Laying Down the Law: Protecting Against Regulatory Enforcement

Laying Down the Law: Protecting Against Regulatory Enforcement

So you wrote a whitepaper, and raised funds from investors to launch your blockchain project. Chances are you entered into some simple agreements for future tokens (SAFTs) and/or sold tokens to be used on your platform, regardless of whether the platform was finished or yet-to-be developed. If the latter holds true — which tends to be the case with many fundraising blockchain companies — the SAFTs executed and any tokens you sold more than likely fell under the definition of a security. Unless you registered the securities with the Securities and Exchange Commission (SEC) as required by the 1933 Securities Act or filed for an exemption of the registration requirement, there is a good chance you will be hearing from the SEC.

This all leads to a question that you should be asking yourself: Do the SAFTs and/or tokens I sold constitute securities? The answer resonates with what the SEC encouraged companies to do in its November 16 press release on digital asset securities issuance and trading: hire legal experts to examine the facts and circumstances of your SAFTs and/or tokens to determine whether they constitute securities under the Securities Act. If your SAFTs and/or tokens are indeed securities, you need to get them registered with the SEC right now or file for an exemption through a Form D.

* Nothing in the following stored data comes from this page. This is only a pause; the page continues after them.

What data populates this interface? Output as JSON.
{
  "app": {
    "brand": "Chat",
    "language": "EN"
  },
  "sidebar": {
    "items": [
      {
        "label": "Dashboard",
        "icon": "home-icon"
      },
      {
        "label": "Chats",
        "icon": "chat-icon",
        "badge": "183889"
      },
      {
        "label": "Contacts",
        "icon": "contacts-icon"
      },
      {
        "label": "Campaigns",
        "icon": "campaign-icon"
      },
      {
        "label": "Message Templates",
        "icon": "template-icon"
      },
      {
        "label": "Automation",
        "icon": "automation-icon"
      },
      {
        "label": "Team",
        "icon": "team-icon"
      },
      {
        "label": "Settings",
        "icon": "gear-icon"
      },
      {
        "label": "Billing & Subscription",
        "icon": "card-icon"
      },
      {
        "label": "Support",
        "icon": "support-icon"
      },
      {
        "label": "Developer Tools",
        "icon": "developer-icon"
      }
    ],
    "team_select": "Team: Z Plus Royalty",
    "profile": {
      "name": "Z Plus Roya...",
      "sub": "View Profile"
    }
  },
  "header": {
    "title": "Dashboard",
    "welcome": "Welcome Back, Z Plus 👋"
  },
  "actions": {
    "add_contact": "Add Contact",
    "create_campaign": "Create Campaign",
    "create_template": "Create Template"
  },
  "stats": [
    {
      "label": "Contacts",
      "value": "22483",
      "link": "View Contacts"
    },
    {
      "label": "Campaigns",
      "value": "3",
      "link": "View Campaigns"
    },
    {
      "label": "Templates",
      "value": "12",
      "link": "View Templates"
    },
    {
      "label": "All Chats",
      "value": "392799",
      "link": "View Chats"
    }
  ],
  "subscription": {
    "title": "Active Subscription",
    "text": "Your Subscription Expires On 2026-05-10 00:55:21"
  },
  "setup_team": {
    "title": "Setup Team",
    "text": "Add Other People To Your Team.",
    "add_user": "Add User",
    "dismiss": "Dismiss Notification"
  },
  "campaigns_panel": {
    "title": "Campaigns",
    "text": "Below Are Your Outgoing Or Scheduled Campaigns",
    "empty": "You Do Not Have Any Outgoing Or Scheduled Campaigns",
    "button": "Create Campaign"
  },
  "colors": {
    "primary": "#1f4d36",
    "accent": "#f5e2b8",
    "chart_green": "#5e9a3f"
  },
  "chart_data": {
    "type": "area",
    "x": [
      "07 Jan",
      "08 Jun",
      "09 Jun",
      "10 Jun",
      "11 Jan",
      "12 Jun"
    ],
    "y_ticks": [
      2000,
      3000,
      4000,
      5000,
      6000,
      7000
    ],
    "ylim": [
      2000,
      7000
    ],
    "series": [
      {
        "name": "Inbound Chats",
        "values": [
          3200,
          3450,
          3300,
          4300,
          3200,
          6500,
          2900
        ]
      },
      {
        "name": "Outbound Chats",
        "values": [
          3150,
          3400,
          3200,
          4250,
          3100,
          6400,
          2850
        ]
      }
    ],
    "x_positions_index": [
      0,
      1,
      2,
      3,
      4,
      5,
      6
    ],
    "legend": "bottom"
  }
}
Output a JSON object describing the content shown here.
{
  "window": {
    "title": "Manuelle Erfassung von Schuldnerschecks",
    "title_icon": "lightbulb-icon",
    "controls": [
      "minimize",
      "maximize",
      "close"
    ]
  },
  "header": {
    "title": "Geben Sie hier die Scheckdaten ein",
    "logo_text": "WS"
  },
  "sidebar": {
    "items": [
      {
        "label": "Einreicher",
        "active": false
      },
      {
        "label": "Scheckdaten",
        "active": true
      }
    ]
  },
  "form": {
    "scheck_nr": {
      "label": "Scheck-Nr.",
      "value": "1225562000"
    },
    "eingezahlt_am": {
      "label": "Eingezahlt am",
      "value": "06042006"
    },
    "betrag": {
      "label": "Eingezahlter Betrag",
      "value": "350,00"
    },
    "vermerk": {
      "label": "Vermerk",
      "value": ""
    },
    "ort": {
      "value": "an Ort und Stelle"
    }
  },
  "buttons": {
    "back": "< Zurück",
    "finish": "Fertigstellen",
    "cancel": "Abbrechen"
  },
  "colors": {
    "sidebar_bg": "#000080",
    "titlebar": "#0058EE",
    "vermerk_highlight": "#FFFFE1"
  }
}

I would, however, take it a notch further, and strongly encourage anyone who has raised funds for a blockchain project through the sale of SAFTs and/or tokens not just to bring on counsel — but to bring on competentcounsel. That said, there are many blockchain companies that appear to be under the impression they have found some way around the federal securities laws. Here is why obfuscation is not a winning long-term cryptocurrency strategy.

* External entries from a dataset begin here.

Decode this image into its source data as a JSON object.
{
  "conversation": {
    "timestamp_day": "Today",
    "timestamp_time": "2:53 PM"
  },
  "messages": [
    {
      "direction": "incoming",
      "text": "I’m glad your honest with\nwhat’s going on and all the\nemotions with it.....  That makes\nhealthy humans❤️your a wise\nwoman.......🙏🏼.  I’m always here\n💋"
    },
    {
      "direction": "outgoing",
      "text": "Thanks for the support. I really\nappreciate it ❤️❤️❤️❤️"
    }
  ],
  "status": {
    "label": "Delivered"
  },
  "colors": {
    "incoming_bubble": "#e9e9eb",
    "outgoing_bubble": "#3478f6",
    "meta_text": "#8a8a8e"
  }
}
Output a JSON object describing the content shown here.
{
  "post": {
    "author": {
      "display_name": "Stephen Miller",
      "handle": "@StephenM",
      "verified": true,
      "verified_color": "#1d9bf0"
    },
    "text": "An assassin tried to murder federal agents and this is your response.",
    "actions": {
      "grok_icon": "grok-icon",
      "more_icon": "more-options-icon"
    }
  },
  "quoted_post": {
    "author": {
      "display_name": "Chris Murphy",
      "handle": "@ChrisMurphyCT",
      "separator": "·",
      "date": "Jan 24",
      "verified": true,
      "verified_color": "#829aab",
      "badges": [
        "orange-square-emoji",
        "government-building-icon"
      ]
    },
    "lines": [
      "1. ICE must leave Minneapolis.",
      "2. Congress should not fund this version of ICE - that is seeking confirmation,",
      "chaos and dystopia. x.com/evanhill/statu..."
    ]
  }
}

SEC ups the ante on cryptocurrency enforcement

SEC Chairman Jay Clayton stated in February that he had yet to see an initial coin offering (ICO) in which the tokens offered were not securities, and that the SEC indeed intended on enforcing the federal securities laws in connection with ICOs. With the recent SEC actions against Paragon Coin and Airfox as well as against boxer Floyd Mayweather Jr. and music mogul DJ Khaled, the SEC has made clear it intends on making good on Clayton’s promise. Notwithstanding, with the enforcements against Paragon and Airfox, the SEC made clear that there is a path toward compliance even for firms deemed to have been selling illegal securities: get them registered or file for the exemption ASAP and keep up to date with the required periodic reporting. You should then present your investors with all the material disclosures — that is, the risks your business faces — as required under the Securities Act, and leave your investors with the option of being refunded in full. Paragon and Airfox were also forced to pay fines. Yet the SEC was otherwise silent on whether companies who voluntarily register its tokens as securities or file for an exemption from the registration requirement will be forced to pay civil fines.

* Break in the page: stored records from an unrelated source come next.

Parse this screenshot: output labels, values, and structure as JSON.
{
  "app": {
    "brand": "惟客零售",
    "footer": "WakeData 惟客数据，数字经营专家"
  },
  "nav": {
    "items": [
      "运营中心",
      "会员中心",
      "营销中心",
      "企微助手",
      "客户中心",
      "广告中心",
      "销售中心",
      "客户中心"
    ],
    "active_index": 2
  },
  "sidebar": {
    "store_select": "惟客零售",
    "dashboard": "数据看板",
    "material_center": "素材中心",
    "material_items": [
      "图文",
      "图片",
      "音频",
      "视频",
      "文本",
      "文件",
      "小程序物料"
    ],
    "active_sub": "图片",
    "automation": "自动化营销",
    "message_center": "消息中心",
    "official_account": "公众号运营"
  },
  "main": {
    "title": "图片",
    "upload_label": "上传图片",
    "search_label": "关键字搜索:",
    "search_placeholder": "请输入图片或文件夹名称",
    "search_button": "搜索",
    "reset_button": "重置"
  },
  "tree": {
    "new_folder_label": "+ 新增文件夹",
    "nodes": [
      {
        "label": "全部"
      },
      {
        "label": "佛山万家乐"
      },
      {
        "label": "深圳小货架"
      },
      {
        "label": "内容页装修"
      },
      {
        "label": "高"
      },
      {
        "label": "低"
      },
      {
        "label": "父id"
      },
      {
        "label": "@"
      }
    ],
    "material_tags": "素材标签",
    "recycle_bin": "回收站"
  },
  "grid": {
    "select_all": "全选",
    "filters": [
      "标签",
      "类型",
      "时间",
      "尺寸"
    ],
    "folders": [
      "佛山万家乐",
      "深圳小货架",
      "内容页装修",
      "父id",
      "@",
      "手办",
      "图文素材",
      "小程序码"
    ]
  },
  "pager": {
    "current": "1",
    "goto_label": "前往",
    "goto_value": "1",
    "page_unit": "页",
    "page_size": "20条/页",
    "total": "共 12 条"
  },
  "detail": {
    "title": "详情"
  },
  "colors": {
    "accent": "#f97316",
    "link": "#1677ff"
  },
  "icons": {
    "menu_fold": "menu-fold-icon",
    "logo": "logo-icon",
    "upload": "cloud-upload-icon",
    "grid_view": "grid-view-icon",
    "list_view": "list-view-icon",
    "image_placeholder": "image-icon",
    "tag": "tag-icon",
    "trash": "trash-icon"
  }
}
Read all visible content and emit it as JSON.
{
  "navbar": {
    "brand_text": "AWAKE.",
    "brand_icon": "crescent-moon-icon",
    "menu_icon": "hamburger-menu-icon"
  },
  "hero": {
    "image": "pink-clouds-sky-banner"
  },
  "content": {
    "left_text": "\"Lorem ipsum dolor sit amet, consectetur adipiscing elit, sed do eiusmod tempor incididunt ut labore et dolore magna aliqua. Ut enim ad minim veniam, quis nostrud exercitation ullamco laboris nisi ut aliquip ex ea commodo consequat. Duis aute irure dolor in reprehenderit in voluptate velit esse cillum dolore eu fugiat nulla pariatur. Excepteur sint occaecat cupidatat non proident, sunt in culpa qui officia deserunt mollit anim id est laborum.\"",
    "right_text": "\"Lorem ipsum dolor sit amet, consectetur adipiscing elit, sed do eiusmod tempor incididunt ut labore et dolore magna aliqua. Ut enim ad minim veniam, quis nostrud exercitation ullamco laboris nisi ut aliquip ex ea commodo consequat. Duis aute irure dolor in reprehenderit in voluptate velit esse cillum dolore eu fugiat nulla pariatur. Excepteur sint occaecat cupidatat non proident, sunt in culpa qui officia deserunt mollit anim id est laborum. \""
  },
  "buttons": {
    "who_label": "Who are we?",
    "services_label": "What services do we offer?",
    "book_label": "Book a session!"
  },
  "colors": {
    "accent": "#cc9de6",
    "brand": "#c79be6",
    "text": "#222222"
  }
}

When it comes to unregistered securities, criminal penalties are not out of the realm of possibility. If the SEC decides that an ICO was a fraudulent scheme, the people behind it could be facing criminal charges and prison time, as well as having to return funds and pay additional civil fines. On that note, the SEC may bring charges against even if the violation was without “scienter,” which is a term interchangeably used with “intent.” In other words, you may still be charged even if you did not knowingly violate the Securities Act.

How ICOs can remain compliant with SEC regulations

For any company that has not raised funds but is looking to raise funds through a SAFT and/or a token sale, there are a couple of things to consider to avoid any enforcement issues with the SEC. First off, my number-one recommendation: hire competent counsel. Second, in working with your counsel, please bear in mind that the spirit of the federal securities laws is compliance, not avoidance. Federal securities laws were passed after the Great Depression to instill confidence in investors to invest in our markets. When contemplating whether to disclose a certain aspect of your business such as risks to a potential investor whether verbally or through any offering document, imagine that you are the investor. Would that aspect affect your decision to invest or the amount of the investment? If so, disclose it.

To that end, I always advise clients to overdisclose and underpromise. It is like that good old saying that will almost always serve you well: it is better to be safe than sorry.